CybersecurityUpdated Jun 2026

DevSecOps Engineer resume template

Integrates security practices into CI/CD pipelines, infrastructure-as-code, and software delivery lifecycles.

A DevSecOps Engineer embeds security controls directly into development and deployment pipelines, shifting left on vulnerability detection and compliance validation. This role combines DevOps automation expertise with security engineering to ensure rapid delivery without compromising security posture. Resumes should highlight pipeline instrumentation, vulnerability reduction, and automated compliance enforcement.

Recommended: technical template

TECHNICAL template provides structured sections for pipeline automation, security tooling, and compliance metrics.

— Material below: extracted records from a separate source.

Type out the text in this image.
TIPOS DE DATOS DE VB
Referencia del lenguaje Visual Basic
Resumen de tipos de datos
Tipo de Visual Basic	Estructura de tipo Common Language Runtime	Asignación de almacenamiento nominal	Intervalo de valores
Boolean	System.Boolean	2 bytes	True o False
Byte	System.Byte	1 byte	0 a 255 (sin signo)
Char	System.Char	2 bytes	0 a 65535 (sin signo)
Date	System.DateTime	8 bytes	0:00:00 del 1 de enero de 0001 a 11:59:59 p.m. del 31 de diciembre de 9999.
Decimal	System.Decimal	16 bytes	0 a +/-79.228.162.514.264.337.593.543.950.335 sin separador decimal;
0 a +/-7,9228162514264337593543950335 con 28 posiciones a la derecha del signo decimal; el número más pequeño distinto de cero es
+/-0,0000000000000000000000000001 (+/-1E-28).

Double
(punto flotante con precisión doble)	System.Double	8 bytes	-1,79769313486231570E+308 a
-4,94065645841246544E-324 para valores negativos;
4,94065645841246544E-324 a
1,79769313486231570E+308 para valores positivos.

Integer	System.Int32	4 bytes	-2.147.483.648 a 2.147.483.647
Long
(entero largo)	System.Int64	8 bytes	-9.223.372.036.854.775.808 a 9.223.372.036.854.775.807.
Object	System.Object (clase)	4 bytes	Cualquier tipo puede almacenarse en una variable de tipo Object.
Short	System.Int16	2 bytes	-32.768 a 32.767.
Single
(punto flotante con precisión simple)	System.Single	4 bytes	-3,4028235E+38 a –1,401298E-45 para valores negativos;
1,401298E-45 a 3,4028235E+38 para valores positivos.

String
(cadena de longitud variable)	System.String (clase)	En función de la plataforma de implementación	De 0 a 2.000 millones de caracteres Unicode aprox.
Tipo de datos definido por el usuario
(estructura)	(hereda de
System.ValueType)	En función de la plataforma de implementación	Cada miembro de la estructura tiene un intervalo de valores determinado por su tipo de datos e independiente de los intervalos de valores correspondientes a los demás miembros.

Private browser-based — no upload required

Professionals building careers at

GoogleMicrosoftAmazonStripeFigma

Why this template works

  • Highlights the sections that matter most for DevSecOps Engineer hiring.
  • ATS-optimized layout that preserves keyword density and section parsing.
  • Clean typography with room for proof examples and measurable outcomes.

Salary range: $125K–$190K

Common job boards: LinkedIn, Indeed, KubeJobs

Top skills to feature

  • CI/CD security
  • container security
  • IaC scanning
  • SAST/DAST
  • policy-as-code
  • Kubernetes security

ATS keywords to include

  • DevSecOps
  • CI/CD
  • container security
  • SAST
  • DAST
  • Terraform
  • policy-as-code

Recruiter signals

  • pipeline instrumentation
  • vulnerability reduction
  • compliance automation

Proof examples

  • pipeline security gates
  • vulnerability trend data
  • compliance dashboards
  • incident prevention metrics

Recommended sections

  • Security Profile
  • CI/CD Pipelines
  • Automation
  • Cloud Security
  • Compliance

Common mistakes to avoid

  • Treating DevSecOps as a security audit role rather than a pipeline automation engineering role.
  • Using a generic summary that does not name the target role.
  • Listing tools without showing where they were used.
  • Adding metrics that are not supported by project, work, or portfolio evidence.